Let $h$ be any $L^\infty$ that satisfies the hypothesis and consider $[-n,n]$ for a fixed $n$. We restrict to the finite measure space on $[-n,n]$. $h$ is integrable on this measure and so we can approximate it by elements in $C[-n,n]$ in the $L_1$ sense. Indeed simple functions are finite linear combinations of characteristic functions and these can be approximated in the $L_1$ sense by continuous functions.
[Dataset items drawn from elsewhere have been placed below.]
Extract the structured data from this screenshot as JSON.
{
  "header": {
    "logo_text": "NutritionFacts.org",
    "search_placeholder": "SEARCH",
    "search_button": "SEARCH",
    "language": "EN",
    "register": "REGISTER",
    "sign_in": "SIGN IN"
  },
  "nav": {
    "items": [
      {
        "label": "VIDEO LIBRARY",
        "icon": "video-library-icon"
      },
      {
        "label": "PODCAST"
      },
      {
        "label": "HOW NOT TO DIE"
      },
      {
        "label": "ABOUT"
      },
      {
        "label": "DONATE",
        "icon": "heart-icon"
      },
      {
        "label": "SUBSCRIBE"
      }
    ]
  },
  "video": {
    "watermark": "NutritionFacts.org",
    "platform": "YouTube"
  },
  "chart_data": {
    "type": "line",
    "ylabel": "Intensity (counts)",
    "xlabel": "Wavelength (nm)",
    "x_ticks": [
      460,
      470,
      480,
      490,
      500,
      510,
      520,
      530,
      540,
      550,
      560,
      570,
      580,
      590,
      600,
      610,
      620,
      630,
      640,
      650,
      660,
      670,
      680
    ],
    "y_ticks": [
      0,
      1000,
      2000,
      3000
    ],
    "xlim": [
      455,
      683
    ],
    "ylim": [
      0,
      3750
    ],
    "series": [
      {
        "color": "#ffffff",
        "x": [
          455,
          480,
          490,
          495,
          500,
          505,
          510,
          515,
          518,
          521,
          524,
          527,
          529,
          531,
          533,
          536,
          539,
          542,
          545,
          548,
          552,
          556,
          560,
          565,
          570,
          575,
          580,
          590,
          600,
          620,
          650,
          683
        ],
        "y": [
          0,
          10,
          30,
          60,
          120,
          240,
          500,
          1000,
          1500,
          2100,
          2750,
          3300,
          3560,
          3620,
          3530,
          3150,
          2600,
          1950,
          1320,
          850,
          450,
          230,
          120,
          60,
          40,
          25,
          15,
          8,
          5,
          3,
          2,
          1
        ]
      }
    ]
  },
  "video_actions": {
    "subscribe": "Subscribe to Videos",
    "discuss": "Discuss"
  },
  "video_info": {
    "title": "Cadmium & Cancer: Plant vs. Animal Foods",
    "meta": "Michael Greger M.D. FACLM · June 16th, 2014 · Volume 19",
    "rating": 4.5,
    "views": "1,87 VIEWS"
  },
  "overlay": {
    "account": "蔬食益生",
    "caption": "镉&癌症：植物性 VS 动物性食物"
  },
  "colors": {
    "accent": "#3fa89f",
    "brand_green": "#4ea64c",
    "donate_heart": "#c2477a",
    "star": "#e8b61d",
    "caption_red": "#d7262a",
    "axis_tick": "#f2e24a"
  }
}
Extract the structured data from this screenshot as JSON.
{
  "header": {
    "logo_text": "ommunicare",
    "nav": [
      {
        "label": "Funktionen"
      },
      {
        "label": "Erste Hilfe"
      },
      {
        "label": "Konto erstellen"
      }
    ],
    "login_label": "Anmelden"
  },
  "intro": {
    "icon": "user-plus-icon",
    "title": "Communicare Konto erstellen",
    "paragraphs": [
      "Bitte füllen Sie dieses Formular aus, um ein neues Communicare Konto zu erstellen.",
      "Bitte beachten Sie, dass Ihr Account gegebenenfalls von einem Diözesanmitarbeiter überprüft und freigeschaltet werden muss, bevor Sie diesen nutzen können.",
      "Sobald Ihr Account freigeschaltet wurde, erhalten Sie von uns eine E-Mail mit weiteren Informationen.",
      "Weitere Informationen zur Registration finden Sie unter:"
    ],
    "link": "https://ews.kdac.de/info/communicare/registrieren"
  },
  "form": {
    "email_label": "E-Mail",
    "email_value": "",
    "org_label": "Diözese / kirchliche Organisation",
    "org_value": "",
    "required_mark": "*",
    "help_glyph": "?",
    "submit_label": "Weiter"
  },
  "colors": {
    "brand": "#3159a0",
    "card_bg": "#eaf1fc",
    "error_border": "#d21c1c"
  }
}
Moreover, convergence in $L_1$ yields a subsequence that converges $a.e.$ to $h$. Thus we can obtain a sequence of continuous functions that converge ptwise to $h$. By Ergoroff's Thm we have uniform convergence on a set $E_n$ with $m_{|_{[-n,n]}}E_n^c<1/n.$
Then $h$ is continuous on $E_n$ and the previous argument holds: $$ h(x)=c\ \ \forall x\in E_n\subset [-n,n]\ \text{ and } m([-n,n]\cap E_n^c)<1/n.$$ Letting $n\to\infty$ the claim holds.
Does this suffice? Is there a simpler way to do this that I do not see?